I am sitting at my kitchen table as I write, looking out on 12 inches of freshly fallen snow. My favorite part of winter is the coziness factor. Any excuse to change into my soft clothes by 4 p.m. each day is fine by me. It offers me a little peace of mind that I am dealing with cancer this time of year and not during the peak of summer when spending as much time outdoors is my priority. This kind of weather calls me to my couch with a blanket, cup of tea and a few lit candles. Perfect recovery weather.
Last week I underwent a sentinel lymph node biopsy. This is a procedure to determine if the cancer has spread beyond the breast into surrounding lymph nodes. It is more commonly done at the time of the mastectomy, but because I am also looking at reconstruction, my plastic surgeon recommended this be done first to determine if radiation will be needed.
The morning started off with things moving right along. The first part of this process involves injecting a tracer material into the breast. This helps the surgeon determine which lymph nodes are closest to the tumor. Later, during the actual lymph node removal, the doctor removed three in all, reporting to Bryan that they appeared to be normal, however biopsy results wouldn’t be back for 3-5 days.
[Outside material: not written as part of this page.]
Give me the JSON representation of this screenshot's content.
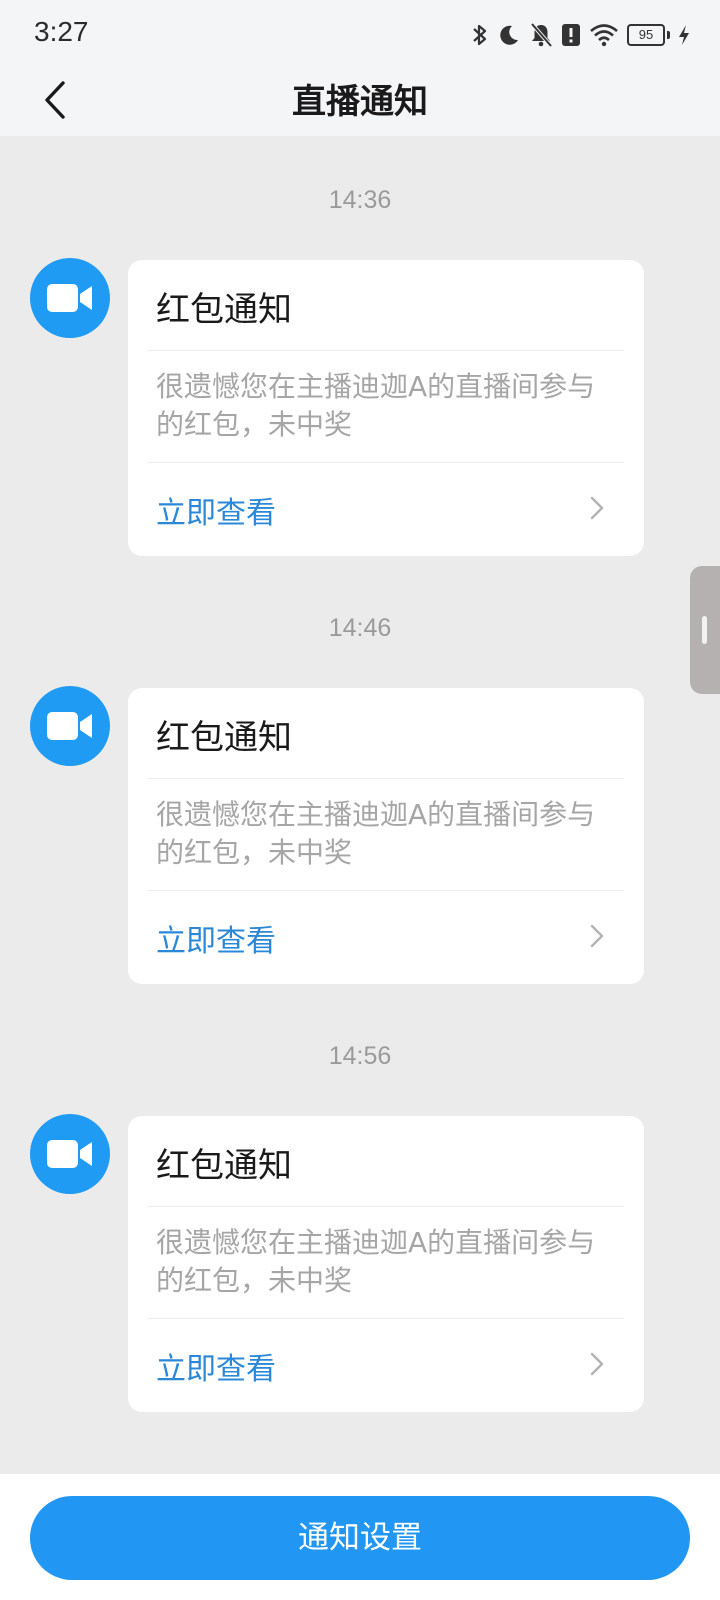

Which is why I was surprised to hear back from her on Friday. Dr. Sachtleben reported that two of my lymph nodes were clear, however, one did in fact have cancer in it. She reported that it is a small amount and that no other lymph nodes will need to be removed but it does mean she will be referring me to the radiology oncologist after surgery. My biopsy results will also be sent on to determine if chemo will be needed. We should have that information prior to surgery.
I had fully expected her to say I was going to avoid radiation (which in hindsight is ridiculous because I am quickly learning cancer takes you for its own ride, not the other way around) so needless to say I felt pretty discouraged by that news as a long road to recovery just got a bit longer. Radiation also brings increased risks when it comes to reconstruction but I am trying not to borrow trouble there.
In the coming weeks, I will meet with my plastic surgeon, oncologist, physical therapist and genetic counselor. (Really I've built my own little entourage and in some circles that's a real sign of having "arrived".) It looks like surgery will take place just before Christmas.
There are so many emotions that come with having breast cancer and on any given day I can experience any and all of them. I think I am most surprised by how weary I feel. I have never been one to shy away from a challenge. In fact I often go looking for them by way of a marathon. I think of myself as someone who has a lot of grit and I know deep down that quality will serve me well in the weeks and months ahead, but there is something about this experience that is challenging me in all new ways. Maybe it’s that I am used to pushing through, leaning into discomfort and now I find that I want to do just the opposite. Crawling into bed and pulling the covers over my head often feels pretty inviting. But as my dad reminded me the day we learned of my cancer, he didn't raise any sissies, which was his way of saying, "You've got this, kid." And I do.